With such buttressing of its production base, India is in a strong position to help Western drugmakers and governments secure API supply, Swadi and Mehrotra say. They and other Indian CDMO executives say US and European companies’ effort to diversify API sourcing is largely a matter of finding alternatives to China, which creates an opportunity for India.

If you buy intermediates from China, that means you are not self-sufficient.
Satyanarayana Chava, CEO, Laurus Labs

Mehrotra suggests that vows by Western government to fully reshore API production aren’t realistic. “Those are political statements,” he says. “On the ground, the ecosystem is not favorable yet either in the US or in Europe to get big-time into APIs,” given the dismantling of the manufacturing base over the past 25 years. “We don’t see it coming back until the next decade or so.”

Although Hikal has not applied for PLI payments, Swadi says the firm would consider setting up operations in one of the new technology parks.
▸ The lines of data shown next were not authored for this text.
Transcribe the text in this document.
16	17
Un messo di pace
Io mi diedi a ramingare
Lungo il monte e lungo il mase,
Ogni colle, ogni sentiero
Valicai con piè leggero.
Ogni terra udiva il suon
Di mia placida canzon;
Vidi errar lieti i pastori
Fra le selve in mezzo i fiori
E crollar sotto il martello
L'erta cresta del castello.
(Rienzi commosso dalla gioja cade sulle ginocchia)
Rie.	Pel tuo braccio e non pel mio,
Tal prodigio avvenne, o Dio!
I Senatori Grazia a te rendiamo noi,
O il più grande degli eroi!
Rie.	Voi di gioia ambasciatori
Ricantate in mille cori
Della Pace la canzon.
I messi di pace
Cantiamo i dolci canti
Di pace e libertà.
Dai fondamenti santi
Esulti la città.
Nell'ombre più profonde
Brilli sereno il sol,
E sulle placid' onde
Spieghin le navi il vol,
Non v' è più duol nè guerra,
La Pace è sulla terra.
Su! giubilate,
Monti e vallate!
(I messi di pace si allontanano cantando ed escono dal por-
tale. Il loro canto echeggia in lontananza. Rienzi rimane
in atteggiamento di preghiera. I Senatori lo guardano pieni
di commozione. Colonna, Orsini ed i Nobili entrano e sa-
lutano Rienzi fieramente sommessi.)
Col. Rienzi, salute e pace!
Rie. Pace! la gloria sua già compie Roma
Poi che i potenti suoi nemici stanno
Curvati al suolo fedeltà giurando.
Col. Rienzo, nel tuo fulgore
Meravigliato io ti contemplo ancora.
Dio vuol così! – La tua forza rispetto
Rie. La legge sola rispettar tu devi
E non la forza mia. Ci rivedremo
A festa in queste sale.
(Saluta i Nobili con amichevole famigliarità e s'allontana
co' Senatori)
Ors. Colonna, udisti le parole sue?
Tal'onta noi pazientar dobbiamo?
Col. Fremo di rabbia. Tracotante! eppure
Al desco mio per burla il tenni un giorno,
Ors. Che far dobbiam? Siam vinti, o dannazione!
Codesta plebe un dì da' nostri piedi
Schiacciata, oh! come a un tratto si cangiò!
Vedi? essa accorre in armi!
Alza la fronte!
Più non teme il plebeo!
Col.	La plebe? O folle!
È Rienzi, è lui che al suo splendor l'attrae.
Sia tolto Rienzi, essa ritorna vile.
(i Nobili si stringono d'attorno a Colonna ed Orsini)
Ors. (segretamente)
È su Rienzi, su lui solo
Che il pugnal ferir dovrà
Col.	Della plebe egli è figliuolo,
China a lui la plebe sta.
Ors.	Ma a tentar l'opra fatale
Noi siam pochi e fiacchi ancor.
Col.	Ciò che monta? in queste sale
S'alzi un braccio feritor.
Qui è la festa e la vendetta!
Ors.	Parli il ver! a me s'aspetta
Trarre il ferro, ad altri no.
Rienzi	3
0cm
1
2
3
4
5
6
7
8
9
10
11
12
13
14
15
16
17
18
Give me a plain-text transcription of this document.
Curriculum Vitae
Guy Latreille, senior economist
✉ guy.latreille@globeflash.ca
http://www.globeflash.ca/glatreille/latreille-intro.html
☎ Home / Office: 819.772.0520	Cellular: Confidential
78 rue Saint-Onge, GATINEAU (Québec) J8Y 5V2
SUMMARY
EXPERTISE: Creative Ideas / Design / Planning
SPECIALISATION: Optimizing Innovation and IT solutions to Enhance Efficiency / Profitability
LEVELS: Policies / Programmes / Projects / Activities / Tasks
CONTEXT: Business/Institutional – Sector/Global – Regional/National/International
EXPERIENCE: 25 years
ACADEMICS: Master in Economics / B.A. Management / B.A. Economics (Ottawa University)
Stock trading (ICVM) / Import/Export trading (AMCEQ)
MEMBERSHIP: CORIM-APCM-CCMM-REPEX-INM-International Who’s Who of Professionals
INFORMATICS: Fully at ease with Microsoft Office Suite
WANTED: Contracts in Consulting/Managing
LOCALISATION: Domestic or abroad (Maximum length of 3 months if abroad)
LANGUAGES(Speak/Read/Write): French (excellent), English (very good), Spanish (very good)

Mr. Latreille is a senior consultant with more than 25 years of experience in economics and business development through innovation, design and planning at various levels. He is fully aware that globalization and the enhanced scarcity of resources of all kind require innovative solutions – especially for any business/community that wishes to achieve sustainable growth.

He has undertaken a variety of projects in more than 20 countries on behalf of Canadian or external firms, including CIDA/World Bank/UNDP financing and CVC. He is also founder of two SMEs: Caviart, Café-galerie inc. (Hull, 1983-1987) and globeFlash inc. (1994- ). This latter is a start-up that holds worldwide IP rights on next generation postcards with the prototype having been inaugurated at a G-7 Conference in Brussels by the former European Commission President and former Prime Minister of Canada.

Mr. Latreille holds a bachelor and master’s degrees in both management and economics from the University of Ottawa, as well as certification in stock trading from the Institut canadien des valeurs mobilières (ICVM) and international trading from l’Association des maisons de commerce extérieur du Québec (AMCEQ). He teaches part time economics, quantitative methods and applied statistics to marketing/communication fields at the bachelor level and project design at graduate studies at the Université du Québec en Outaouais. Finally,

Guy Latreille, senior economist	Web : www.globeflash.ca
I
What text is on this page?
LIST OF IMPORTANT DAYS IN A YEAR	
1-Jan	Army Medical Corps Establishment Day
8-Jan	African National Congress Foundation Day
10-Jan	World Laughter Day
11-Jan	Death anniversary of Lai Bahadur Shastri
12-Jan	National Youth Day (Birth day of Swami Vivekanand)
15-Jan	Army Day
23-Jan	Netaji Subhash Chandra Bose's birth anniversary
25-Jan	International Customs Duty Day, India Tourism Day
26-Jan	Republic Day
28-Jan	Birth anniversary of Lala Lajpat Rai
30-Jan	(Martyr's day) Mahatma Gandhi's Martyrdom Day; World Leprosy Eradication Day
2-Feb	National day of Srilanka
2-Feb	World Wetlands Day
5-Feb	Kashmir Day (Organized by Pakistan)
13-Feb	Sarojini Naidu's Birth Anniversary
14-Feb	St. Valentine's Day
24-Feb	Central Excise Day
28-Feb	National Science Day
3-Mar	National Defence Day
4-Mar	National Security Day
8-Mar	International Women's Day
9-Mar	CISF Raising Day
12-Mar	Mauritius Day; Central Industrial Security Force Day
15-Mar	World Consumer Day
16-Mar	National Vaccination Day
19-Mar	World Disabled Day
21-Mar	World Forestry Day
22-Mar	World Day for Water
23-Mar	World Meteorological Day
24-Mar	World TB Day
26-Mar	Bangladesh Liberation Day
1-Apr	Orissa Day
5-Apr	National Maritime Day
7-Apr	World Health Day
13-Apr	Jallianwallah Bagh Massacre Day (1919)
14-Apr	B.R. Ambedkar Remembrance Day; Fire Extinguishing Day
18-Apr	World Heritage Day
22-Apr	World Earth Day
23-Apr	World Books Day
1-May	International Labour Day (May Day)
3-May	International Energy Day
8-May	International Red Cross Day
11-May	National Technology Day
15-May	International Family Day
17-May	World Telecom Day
Their locations have not been announced, but sources expect a park to open in Visakhapatnam, known as Vizag, in the southeast state of Andhra Pradesh, and another in Haryana, a state in the north.

James Bruno, president of the consulting firm Chemical and Pharmaceutical Solutions, says India needs the technology parks.

“They are using the Chinese model,” Bruno says, in which the government invests in infrastructure, allowing producers to share resources at a low cost. “For India, the one thing they need to invest heavily in is environmental management,” he says. “And the industrial parks seem to do a really good job of doing that.”

It will be some time before the PLI-funded parks are open, however. And Ramarao at Avra says it’s hard to say if India will ever make significant headway in back-integration as a bulwark against buying from China. “Is it going to be easy for us to catch up with China?” he asks. “We don’t know, because we’ve focused our attention on higher-value APIs and formulations.”